J’ai surtout davantage envie d’oeuvrer à la démocratisation de la gastronomie plutôt qu’à conserver un restaurant où les gens déboursent 350 $ par repas. Je veux servir à quelque chose et j’ai le goût de faire découvrir de bons plats et ingrédients à un maximum de monde.

On vous connaît comme une cheffe engagée. Qu’est-ce qui vous anime aujourd’hui ?

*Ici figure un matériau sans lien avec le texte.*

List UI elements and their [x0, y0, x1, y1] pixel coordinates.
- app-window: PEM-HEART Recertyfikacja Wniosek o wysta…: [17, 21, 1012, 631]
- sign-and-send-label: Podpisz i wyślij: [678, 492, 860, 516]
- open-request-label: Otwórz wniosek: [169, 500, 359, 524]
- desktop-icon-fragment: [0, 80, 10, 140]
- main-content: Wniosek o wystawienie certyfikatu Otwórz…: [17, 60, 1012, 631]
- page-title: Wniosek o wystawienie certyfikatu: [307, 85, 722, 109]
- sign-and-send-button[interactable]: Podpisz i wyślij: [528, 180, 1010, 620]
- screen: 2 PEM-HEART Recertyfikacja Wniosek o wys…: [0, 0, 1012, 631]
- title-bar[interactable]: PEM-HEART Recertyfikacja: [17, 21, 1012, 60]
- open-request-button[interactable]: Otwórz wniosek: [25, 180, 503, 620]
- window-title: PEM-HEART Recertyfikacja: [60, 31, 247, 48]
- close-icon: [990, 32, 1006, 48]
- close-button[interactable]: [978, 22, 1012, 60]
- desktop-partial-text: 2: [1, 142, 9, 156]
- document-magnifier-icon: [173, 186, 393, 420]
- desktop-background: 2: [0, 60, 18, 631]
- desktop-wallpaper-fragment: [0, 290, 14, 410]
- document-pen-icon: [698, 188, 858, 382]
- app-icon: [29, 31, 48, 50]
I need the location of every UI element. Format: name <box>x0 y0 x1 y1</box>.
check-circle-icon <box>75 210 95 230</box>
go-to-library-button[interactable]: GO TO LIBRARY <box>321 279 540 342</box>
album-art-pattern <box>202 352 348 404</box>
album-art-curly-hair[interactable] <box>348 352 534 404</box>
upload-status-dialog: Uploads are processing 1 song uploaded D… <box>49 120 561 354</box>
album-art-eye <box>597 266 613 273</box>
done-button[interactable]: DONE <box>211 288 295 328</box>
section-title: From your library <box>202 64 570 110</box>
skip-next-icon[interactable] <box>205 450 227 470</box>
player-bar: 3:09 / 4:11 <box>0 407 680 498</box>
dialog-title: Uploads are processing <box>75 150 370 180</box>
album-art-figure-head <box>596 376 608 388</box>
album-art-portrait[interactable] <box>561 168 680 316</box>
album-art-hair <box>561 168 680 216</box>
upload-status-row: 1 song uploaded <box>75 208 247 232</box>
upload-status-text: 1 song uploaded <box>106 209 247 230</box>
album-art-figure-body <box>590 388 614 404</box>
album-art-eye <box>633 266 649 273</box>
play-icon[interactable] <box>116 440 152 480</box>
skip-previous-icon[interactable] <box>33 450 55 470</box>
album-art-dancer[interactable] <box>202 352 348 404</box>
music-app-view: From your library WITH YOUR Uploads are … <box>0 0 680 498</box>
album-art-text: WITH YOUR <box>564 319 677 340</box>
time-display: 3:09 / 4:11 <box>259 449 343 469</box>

L’idée de la Cantine était de faire du volume de qualité et santé, tout en retrouvant notre empreinte côtière par une mise en valeur des produits de la mer pêchés dans le Saint-Laurent. C’est dans la lignée de mon implication dans le collectif Mange ton Saint-Laurent et dans les questionnements que je partage depuis vingt ans sur ce qu’on mange et pourquoi on le mange. C’est ma façon d’essayer d’avoir une influence sur la consommation de produits pêchés ici.

Ça fait des années aussi que je milite pour l’autonomie alimentaire et une cuisine québécoise plus identitaire, reflet du territoire où l’on habite. Je ne suis pas juste une cuisinière, car même en cuisine, je suis une bibitte toujours en réflexion, qui veut garder sa créativité sans s’accrocher au passé et en gardant le lien avec mon territoire.

En février prochain, vous reviendrez à l’émission de télévision «Les chefs !» Soutenir la relève en restauration fait également partie de votre engagement ?

J’aime la jeunesse. J’aime la côtoyer dans mon quotidien comme dans cette émission de télé. C’est un grand défi de notre secteur que de prendre soin de cette relève.

Ce contenu a été produit par l’équipe des publications spéciales du Devoir, relevant du marketing. La rédaction du Devoir n’y a pas pris part.